You have a pretty great mom. Did you know that?
6. The night before a critical job interview, your mom helps brainstorm what to say.
You’re incredibly nervous. You MUST make a good impression and land this job.
So you and your mom plan out what you’ll say and how you’ll say it (ex: these four insightful questions). She’s 100% supportive the entire time and, the next day, waits anxiously by the phone to hear how it goes.
Win or lose, what would you do without her?
7. You want to negotiate your salary but it’s tricky. You ask your mom for advice.
Mom has been down this road before. Dad, too. They guide you through the negotiation process and explain the smartest way to ask for a raise.
Whew. Glad you asked. That extra 5K will go a LONG way.
8. Your mom will tell it to you straight.
“Your cover letter isn’t good enough.”
“Is this REALLY the job you want?”
“You should learn from today, get better and move on.”
When we need brutal honesty, Mom doesn’t sugarcoat anything. And even though the truth hurts, we listen and put the lesson into practice.
9. Mom is always your #1 fan.
No one believes in you more than your mom. In your 20s, the prospect of a successful career can seem like a pipe dream. But she never loses hope or quits fighting for you. [TWEET THIS]

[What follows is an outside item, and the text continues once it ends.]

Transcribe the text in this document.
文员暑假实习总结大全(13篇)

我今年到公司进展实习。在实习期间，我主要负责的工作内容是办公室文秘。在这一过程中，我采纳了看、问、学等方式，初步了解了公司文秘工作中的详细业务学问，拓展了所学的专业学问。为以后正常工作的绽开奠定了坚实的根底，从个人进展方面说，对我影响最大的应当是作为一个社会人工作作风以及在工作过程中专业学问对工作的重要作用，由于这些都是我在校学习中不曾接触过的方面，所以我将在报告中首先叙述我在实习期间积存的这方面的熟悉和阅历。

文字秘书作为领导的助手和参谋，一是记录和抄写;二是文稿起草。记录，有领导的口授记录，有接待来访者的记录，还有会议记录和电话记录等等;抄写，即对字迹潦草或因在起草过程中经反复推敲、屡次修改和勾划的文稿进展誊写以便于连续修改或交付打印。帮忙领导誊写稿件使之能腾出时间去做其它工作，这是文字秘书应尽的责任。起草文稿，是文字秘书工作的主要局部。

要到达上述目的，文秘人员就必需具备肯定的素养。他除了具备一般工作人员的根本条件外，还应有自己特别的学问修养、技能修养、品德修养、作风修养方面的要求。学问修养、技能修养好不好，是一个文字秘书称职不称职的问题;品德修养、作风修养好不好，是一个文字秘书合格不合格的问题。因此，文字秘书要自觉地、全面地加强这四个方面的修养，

And with a mom like her in your corner, how can you fail?
Share this post with YOUR mom and let her know what she means to you!
*Note: We capitalize “Mom” when it’s a proper noun, as in “Mom, can I crash at your place tonight?”
We don’t capitalize “mom” when it describes mothers, in general, and not a specific person. Example: “We are lucky to have moms help us with our careers.”